The onions are chopped and then put through a grinder extracting the onion juice, the liquid of which is used in making the bagel instead of water and the remaining onion shreds are dehydrated, and the bagel gets coated with their pungency.  The onion extraction gives these bagels intense onion flavor.

Onion bagels at Rose Foods

That’s the art of the onion bagel as explained to me by Kevin Gravito, the bagel baker  at Rose Foods. He also said they’re more labor intensive to make than other bagels.

I bought half a dozen earlier this morning, including one that was toasted and spread with cream cheese, Nova, dill, capers and onion.

This is the art of the onion bagel in Maine.  And I savor it as I  recall so fondly from a lifetime of enjoying them at the source in New York. Rose Foods bagels are the closest we get to New York style bagels.

Onion bagels are not available regularly at Rose Foods (most often on Sundays, but not always), but when they are you can smell them baking a block away, and you know that you’re in for bagel nirvana as this iconic style of bagel sits so proudly in Portland.  Rose Foods onion bagel is a rare find in our northern clime because few other bagel purveyors make them in Maine.

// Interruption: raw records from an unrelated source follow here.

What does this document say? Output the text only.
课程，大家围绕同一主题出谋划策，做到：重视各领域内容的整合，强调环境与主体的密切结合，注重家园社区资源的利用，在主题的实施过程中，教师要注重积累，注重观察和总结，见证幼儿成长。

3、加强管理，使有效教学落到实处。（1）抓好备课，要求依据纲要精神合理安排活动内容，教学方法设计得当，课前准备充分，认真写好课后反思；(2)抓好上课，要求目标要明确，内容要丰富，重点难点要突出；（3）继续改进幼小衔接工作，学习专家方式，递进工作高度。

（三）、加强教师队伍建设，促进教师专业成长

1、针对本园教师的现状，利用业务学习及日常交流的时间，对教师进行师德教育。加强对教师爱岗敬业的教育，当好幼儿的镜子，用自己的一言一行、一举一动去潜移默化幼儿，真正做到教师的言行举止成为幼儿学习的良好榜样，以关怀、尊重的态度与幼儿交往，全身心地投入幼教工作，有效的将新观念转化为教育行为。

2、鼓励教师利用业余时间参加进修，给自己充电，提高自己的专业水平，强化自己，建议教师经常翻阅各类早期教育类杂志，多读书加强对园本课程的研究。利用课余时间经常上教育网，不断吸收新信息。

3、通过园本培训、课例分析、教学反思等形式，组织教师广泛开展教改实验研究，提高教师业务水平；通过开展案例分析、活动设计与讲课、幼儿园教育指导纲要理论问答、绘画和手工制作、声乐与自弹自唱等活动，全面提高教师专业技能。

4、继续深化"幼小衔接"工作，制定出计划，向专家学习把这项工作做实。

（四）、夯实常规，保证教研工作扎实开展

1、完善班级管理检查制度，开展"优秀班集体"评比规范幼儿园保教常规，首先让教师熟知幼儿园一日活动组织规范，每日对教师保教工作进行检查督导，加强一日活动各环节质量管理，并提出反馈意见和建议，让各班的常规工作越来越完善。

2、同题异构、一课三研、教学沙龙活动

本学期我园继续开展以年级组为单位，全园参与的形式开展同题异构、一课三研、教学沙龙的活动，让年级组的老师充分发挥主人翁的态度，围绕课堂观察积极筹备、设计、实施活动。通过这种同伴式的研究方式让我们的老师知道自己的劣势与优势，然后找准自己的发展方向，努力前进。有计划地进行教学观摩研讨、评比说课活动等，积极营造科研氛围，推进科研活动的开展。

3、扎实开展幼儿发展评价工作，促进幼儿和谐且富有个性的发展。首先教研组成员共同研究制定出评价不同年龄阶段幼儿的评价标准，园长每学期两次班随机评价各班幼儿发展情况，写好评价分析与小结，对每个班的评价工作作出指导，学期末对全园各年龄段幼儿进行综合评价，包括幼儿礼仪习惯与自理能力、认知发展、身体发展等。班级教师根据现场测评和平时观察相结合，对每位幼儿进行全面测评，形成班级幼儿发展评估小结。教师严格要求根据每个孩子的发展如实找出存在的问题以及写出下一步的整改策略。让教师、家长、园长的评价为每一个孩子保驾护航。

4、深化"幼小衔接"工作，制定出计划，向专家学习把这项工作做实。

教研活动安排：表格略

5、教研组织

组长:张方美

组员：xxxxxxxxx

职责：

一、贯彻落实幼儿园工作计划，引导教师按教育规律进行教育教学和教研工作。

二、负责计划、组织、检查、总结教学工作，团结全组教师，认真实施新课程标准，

Montreal style bagels at The Purple House

Its only equal is the Montreal style bagel that chef and baker Krista Dejarlais makes at her North Yarmouth shop, the Purple House.  Even though it’s a 30 mile round trip from Portland to Purple House, it’s well worth it  aided and abetted by a stop on the return trip to pick up a batch of more bagels at Rose Foods.

Postscript

I received several letters from friends and family that more or less debunk my recollection of NY onion bagels

This first is from my friend Sue, who I quote here:

What you remember about a New York Onion bagel has morphed since your years in New York until there is NO quintessential New York Onion Bagel. Zabars has one and Fairway has one and every corner coffee shop has one and the carts on the corners on 57th St. have one. None of them remind me of my childhood. Some are hard outside, soft inside, some are doughy, some are crispy. It was only on a recent trip to Atlantic City to the local store named CASELS which is an institution like Fairway, did I find a delicious, old fashioned, perfectly created “New York Onion Bagel. I also found a perfect Cinnamon bun that made taste buds dance. Excellence is always rare and these days will be found in the most unusual places.

And the second is from my brother who is 7 years older than me.  He said:

It’s odd, but I don’t remember ever having an onion bagel  in New York when I was younger. I don’t think they had them then. Our Sunday bagel feast consisted of regular (delicious) NY bagels (and the occasional Bialy), well lathered in cream cheese, with some Lox or smoked whitefish.